And now behold, I ask of you, my brethren of the church, have ye spiritually been born of God? Have ye received his image in your countenances? Have ye experienced this mighty change in your hearts? Do ye exercise faith in the redemption of him who created you? Do you look forward with an eye of faith...? (Alma 5:14-15)

Easier said than done.

Today is Valentine's Day - an annual celebration of romance and love throughout the western world. Beyond paper hearts, chalk-flavored candies that say "fax me," and extravagant boxes of chocolate, I think that Valentine's Day is about families... And learning to love others despite the opposition that comes in my daily life.

It's not easy. True love is more than just an infatuation, or even being willing to tolerate the presence of someone I once didn't like. The Lord expects much more of me than just tolerance - He expects me to love all men like myself, like He loves them. True love is the ingredient that causes the "might change of heart" that Alma spoke of ... the light that shines in those who have received His image in their countenances.

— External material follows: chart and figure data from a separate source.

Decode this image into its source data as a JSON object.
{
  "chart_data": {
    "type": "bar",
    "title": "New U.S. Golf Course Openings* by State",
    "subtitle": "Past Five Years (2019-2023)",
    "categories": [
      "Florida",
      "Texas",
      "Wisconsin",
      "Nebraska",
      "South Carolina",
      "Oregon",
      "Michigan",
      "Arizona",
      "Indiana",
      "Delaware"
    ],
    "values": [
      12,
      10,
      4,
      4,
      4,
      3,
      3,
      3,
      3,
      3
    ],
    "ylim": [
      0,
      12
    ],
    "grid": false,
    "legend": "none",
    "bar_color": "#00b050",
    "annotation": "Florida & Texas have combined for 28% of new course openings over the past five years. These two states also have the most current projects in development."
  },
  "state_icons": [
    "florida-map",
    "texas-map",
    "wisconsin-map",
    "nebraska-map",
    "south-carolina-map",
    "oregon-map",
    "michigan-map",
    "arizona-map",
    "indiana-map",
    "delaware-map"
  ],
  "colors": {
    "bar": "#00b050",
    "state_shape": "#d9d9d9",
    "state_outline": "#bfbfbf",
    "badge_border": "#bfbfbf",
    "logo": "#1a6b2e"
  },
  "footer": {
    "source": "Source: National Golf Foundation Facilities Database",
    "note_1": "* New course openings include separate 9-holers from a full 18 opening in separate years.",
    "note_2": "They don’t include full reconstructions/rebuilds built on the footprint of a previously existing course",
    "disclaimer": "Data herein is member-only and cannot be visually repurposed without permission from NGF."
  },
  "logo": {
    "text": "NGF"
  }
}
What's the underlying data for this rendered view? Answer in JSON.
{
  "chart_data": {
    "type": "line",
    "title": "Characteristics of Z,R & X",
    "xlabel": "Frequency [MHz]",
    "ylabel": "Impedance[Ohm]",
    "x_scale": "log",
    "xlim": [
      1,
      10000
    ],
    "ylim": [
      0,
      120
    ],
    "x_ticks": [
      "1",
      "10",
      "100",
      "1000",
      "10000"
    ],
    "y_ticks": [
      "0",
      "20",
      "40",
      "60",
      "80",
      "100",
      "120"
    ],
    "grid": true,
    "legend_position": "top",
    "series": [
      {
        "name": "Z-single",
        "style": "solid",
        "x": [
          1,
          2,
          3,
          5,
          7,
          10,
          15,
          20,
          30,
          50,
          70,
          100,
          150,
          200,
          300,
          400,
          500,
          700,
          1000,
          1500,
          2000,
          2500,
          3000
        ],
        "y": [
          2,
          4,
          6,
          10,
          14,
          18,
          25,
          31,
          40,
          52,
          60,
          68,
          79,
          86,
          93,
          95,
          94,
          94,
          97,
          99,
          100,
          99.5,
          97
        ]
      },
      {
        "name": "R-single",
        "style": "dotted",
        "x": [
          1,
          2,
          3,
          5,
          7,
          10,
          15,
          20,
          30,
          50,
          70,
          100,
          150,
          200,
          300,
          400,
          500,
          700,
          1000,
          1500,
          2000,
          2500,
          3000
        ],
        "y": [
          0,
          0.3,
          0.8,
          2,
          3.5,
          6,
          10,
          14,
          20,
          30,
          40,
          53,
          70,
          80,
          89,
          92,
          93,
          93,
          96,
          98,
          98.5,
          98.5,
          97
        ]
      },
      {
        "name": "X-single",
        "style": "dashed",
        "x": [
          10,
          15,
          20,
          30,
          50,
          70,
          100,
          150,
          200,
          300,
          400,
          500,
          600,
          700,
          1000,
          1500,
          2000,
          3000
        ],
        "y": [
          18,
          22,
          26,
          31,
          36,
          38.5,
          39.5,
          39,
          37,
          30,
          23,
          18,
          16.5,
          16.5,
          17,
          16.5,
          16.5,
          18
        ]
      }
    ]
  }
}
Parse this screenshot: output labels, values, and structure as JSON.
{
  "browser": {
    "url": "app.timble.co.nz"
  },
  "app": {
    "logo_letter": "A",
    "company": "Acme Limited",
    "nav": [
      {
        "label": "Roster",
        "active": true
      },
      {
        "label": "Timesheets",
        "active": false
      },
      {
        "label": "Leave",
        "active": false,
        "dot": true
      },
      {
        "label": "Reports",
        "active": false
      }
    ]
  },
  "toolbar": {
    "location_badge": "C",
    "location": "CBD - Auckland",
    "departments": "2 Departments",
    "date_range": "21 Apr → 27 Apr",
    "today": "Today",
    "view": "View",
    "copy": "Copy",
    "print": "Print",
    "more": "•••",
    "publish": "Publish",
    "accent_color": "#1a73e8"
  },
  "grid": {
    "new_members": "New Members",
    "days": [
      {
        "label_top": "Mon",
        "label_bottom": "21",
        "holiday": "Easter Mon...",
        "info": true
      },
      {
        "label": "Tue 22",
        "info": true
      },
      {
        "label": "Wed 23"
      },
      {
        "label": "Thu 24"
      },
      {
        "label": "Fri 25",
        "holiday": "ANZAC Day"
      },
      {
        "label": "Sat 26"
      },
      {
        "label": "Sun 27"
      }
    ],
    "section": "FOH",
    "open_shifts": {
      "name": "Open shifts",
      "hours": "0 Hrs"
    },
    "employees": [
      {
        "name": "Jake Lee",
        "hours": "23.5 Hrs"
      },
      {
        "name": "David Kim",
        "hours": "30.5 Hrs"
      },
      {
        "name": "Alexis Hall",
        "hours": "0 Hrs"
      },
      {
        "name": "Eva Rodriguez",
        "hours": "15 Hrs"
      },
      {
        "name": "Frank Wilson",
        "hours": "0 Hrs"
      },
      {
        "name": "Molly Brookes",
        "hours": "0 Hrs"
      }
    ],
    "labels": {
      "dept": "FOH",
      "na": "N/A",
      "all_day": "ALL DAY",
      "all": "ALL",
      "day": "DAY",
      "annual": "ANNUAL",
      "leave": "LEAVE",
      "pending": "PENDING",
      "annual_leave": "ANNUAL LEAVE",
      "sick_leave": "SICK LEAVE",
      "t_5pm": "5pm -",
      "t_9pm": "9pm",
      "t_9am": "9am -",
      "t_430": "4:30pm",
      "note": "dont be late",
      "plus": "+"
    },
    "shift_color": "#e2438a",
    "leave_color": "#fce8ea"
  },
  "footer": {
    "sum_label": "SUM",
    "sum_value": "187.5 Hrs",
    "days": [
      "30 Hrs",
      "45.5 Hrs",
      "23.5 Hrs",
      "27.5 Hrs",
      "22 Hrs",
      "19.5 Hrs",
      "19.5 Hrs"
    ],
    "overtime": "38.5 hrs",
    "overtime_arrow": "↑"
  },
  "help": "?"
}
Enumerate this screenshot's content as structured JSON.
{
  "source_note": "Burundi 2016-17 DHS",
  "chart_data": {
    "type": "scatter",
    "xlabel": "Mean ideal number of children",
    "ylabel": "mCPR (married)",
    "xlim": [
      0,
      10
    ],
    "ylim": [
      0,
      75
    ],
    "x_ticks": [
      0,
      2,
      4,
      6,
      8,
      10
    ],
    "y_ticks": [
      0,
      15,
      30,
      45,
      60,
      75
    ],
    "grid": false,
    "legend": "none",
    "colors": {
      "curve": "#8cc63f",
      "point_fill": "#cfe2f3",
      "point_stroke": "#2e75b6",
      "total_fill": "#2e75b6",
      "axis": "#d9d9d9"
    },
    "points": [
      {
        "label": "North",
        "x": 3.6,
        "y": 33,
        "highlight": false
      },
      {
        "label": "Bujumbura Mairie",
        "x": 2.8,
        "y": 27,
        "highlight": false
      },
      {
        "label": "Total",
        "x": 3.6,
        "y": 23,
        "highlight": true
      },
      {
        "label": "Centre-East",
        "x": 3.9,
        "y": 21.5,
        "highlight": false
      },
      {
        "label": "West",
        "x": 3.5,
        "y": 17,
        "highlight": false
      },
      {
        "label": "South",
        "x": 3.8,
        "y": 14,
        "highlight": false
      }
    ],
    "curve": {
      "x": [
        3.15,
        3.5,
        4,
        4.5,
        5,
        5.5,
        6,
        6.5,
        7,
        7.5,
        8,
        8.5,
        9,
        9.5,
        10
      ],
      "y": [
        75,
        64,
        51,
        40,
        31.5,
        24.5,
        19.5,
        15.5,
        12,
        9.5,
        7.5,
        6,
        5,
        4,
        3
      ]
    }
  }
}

Again, it's not easy. I've been betrayed, outcast, insulted, cursed, made fun of, ignored... But love is not dependent on outcomes. It's not dependent on results or even on the actions of the people I love. Love is the knowledge of others, and the unconditional desire to help them be eternally happy... and when I have realized that, it helps me see through the actions of others, into their hearts and their souls.

I don't know what tomorrow will hold. I'm trying to develop meaningful friendships with others, but on the romantic side I don't even have anyone I'm dating. To complicate things, as I grow older, people seem to ask about my social life and future plans more and more often. It'll work out. So I move forward with hope, happiness, and a willingness to let Him share the load. For me, that's faith.

Today will probably still be hard. There are still guys that are attractive and girls who aren't. And there are people who unknowingly (or not) tread on my life, unaware of my pain and my needs since they've never taken the time to walk in my shoes. But that's ok. Of all people, I know what it's like to be imperfect. Life wasn't meant to be easy; it was meant to give me the tools to return to live with God some day... I think the greatest gift of love God gave me was people - the people who inspire love and teach me who I can become. I am a child of God. They are children of God. And with their help, I can learn to love and to press forward with faith.